First there bore more pressing questions. “Who-what was he? What was that light? That sound? It just--” He trailed off when he realized her attention had shifted from the street to where he stood. And she gaped at him in an all too familiar way.
So she did recognize him after all. Or, did now, at least. What sort of fate did he hold to encounter the one person in the village who seemed to recognize him so readily?
“...You know me.”
His words seemed to jar her out of her shock enough to speak, at least. “But...how? You-you're...”

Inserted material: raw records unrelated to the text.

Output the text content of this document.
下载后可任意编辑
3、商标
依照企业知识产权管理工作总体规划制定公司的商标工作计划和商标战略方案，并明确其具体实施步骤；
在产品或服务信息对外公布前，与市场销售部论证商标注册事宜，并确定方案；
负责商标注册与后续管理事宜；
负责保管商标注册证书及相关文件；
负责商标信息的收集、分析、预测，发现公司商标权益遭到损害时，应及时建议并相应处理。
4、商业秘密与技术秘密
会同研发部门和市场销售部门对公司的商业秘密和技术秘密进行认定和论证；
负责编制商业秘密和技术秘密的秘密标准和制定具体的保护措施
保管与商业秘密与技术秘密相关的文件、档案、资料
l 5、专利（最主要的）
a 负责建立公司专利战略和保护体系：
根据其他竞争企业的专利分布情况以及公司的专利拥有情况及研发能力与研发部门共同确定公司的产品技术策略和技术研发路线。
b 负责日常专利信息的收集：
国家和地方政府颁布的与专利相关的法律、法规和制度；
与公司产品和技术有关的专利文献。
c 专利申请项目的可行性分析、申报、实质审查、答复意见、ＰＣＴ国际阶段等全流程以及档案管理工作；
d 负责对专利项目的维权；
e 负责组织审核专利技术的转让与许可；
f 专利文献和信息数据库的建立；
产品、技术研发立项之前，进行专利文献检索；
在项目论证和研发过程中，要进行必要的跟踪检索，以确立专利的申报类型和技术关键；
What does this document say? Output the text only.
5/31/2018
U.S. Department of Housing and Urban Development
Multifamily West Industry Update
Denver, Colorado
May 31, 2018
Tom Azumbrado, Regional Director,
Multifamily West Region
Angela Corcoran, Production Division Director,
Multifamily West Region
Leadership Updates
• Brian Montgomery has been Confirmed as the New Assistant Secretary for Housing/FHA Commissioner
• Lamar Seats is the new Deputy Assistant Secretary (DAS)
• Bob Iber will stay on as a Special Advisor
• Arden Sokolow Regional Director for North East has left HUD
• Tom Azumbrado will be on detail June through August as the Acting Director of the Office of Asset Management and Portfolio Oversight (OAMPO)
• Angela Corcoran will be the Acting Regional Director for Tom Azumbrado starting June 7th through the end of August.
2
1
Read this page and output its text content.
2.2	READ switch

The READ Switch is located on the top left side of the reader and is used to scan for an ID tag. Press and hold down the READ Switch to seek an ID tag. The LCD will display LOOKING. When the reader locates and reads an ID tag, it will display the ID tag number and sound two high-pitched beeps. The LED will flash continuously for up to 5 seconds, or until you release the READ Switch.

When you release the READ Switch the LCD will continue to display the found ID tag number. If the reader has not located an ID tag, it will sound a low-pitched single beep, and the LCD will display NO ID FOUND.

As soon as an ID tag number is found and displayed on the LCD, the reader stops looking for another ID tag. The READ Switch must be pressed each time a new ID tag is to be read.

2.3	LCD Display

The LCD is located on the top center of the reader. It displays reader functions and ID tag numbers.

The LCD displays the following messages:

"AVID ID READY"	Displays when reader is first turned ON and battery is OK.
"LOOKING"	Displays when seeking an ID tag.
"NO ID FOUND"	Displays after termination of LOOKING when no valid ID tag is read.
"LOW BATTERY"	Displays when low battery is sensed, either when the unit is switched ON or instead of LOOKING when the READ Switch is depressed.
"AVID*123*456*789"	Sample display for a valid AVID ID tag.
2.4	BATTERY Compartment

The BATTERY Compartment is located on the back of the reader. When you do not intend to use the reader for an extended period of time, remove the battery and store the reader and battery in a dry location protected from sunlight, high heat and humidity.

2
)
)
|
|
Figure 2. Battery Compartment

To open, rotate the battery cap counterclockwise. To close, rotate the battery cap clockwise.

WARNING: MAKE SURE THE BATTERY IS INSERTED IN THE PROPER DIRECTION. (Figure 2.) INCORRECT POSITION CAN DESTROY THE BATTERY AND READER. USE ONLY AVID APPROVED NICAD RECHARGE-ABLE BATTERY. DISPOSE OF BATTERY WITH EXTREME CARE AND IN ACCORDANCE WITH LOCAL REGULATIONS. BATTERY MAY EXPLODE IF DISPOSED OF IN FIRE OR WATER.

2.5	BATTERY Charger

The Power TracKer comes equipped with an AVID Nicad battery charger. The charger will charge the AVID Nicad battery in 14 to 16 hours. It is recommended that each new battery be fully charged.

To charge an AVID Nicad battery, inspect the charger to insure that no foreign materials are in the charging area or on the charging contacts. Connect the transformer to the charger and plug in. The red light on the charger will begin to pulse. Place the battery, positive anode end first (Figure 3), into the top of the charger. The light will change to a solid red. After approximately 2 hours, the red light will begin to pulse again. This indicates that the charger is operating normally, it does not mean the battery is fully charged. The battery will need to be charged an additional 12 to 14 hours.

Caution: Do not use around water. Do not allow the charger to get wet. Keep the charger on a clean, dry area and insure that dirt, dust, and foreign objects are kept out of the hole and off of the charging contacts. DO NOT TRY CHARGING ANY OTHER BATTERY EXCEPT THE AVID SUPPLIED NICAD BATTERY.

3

He sighed. How many times had he heard this, now that he fled from it? Far too many. “Giacomo Casanova, yes.”
“...dead.”
Ah. Well that was different.
--
AN: For those unaware, the story on Casanova's side picks up in Episode three, after the end of his autobiography, but before he arrives at the Duke's palace. It's also very probably (but I'm not saying for sure) before he decides to enhance the stories of his deaths. I'm guessing he's somewhere between 35-40, but I could be wrong. This is also probably the last time I'll write in his POV if I can help it, because it's just...not easy to illustrate the world, much less what lies ahead, through his eyes.